Kisaeng

                                                  “I want to understand the joy I felt
                                                                      as I was letting him go.”
                                                                                        —Hwang Jini

As I listened to the fabric of his jacket
               assume the casual shape of leave-taking.
 
I learned how to unhinge form from breath
               unbind & unknot the numinous black,
 
so that again I was a woman & an artist
               whose ravens fell onto the ondol floor
 
like cords, not a suicide’s hair floating
               in a village well & souring the water.
 
Callus on my finger, cushion for the kayabam,
               we shall pluck the string to forget triumphs
 
before royalty taxing us for a celadon barge,
               shall sweep princes’ names into a crevice
 
where we store besotted & sudden proposals
               to suck a jujube’s succulent orb,
 
as if we required their directions to resist
               the stone in which a waiting life will crack
 
a rooting.

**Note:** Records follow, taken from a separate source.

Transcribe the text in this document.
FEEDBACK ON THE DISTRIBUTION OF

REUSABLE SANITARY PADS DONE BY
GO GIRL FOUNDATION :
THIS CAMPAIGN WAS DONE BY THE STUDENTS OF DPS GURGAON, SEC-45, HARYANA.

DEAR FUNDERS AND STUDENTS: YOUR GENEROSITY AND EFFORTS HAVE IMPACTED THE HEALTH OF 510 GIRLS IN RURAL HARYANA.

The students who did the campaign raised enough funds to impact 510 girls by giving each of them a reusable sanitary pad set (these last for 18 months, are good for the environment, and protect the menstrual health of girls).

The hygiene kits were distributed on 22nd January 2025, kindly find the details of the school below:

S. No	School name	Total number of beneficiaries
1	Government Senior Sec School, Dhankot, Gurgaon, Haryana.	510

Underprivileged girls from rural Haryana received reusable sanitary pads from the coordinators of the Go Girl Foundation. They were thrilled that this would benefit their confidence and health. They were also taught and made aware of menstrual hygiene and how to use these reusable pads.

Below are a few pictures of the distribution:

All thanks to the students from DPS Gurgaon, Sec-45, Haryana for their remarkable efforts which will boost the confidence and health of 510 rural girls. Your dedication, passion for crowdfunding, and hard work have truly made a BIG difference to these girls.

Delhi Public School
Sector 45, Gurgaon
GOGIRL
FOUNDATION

Tendril of song, evening calm,
               guide my sense of use across the instrument
 
transforming my desire for vengeance
               into forest hearth smoke from which I fled
 
as a pretty child, selected by the king’s men.
               Help me never to forget the elation I felt
 
when my first patron swore by the river’s force
               his love for me, & I understood its swelling
 
to rush & breach could teach me to survive it
               by emptying myself to play a perfect note.